IPod Addicts Lose Hearing, annoy the rest of Us

Published by rudy Date posted on April 16, 2009

April 15 (Bloomberg) — I have nothing against music. As long as it’s played in the privacy of a home, car or concert hall, or at low decibel levels in public places, music is food for the soul.

That said, I don’t like music imposed on me. When I’m forced to listen to the thwack, thwack, thwack of rap emanating from the earbuds of someone else’s iPod, I just about lose it.

The reaction is visceral. My heart starts to race, my stomach tightens and I have an overwhelming impulse to grab the earbuds and separate the man from his music — all the symptoms of Noise Aversion Syndrome (NAS).

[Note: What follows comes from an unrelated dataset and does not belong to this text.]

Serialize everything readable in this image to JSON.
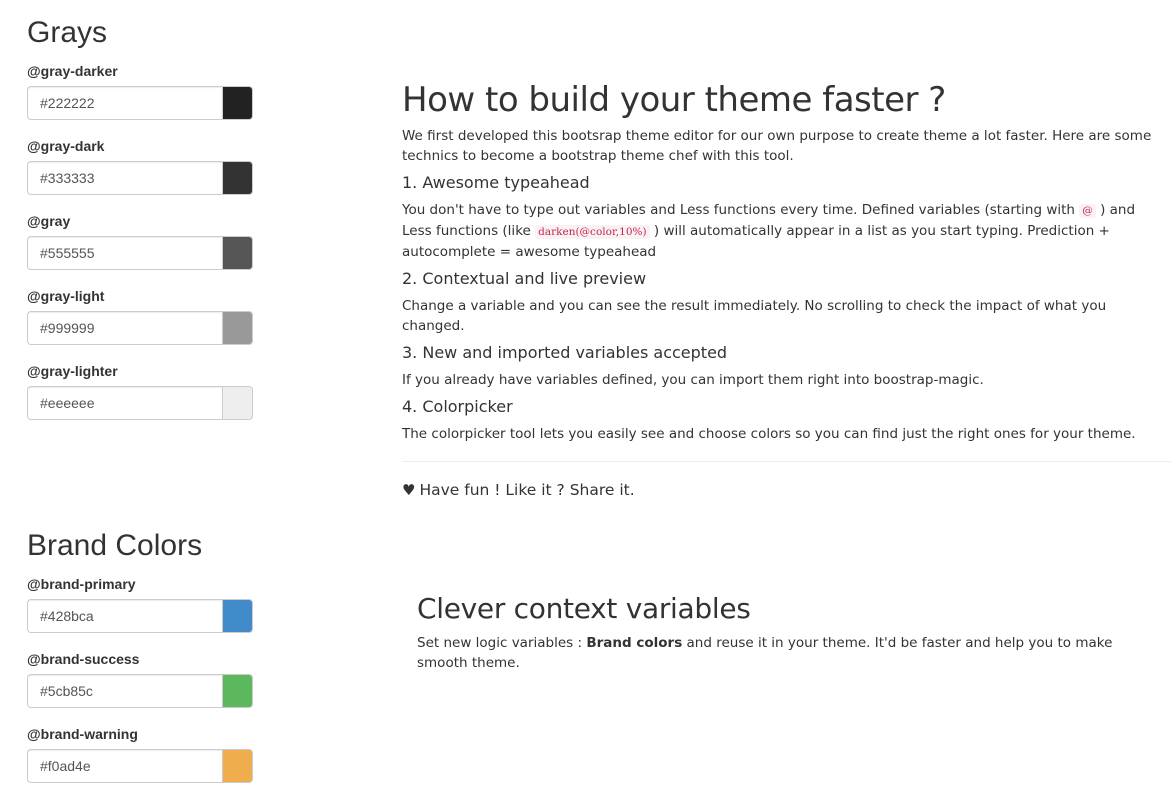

For those of us who like to be alone with our thoughts, there’s nowhere to hide. Every car of the New York City subway offers such a cacophony that the Metropolitan Transportation Authority might as well be piping in heavy-metal Muzak.

I’ve tried different tactics to teach these noise offenders consideration for others, starting with the nonverbal (a fixed glare) and moving on to the gentle prod (“Excuse me, could you turn that down?”), the insistent interruption (“This is a public space!”), and eventually the desperate shriek (“Do you realize how loud that is?”).

The response is always the same: a look that says, “Yeah, lady, loud enough so I can’t hear you.”

A few months back, a man got on the subway playing his portable radio with no headphones of any kind. (Before you accuse me of sexual bias, studies show that, on average, men listen to music louder than women.) He settled into a seat and turned up the sound. The shared glances among fellow travelers confirmed that I wasn’t alone in finding his behavior over the top.

Advanced Stages

What separated me from them, I suspect, was the urge to inflict harm on this person.

Recognizing physical violence as confirmation of Stage 4 NAS, I decided an intervention was in order. So I called the MTA, only to learn that yes, there are New York City statutes that limit noise levels; and yes, the MTA will send some cops to check out the concerts on the No. 6 train; and no, there is no relief for folks like me who aren’t interested in audio stimulation on the subway.

IPod addiction isn’t confined to the subway. Colonies of users are showing up on inter-city transit systems as well. Amtrak promotes its “Quiet Car” service, which is only quiet if you discount the iPod seepage coming from the seat next to you and the singing and swaying with the music.

IPod offenders are in elevators, in stores, on street corners, everywhere you turn. I thought about finding a support group or a 12-step program. Ultimately, I decided the only cure for NAS was to write about it and, in the process, exorcise my demons.

Your Music, My Ears

Let’s start with the science. There’s a reason the men doing roadwork wear earmuffs. Loud noise destroys the tiny hair cells in the inner ear. A loss of 25-30 percent of these cells, which convert sound waves into electrical impulses, results in hearing loss.

Noise-related hearing loss is a function of both volume and duration of exposure. A good rule of thumb (mine) is that if the volume on your iPod sounds normal to me, it’s too loud for you.

Apple Inc. is great when it comes to product design and functionality on computers, software and mobile phones. But the earbuds that come with the iPod stink.

For starters, they don’t seem to go in the ear. Instead they sort of rest on the external ear, enhancing the listening experience for the rest of us.

Audio Sharing Device

What’s more, they can’t be very comfortable because users sometimes drape the wires over their ears, letting the earbuds dangle freely. Observing that sort of entitled behavior is dangerous to my health.

Not to mention my hearing. With Generation iPod increasingly tuned in to portable rock concerts and tuned out to the rest of us, no wonder audiologists are finding an increase in noise-related hearing loss among today’s youth.

The greater the hearing loss, the louder they have to set the volume on their iPods. Pretty soon I’ll have to worry about secondary hearing loss.

(Caroline Baum, author of “Just What I Said,” is a Bloomberg News columnist. The opinions expressed are her own.)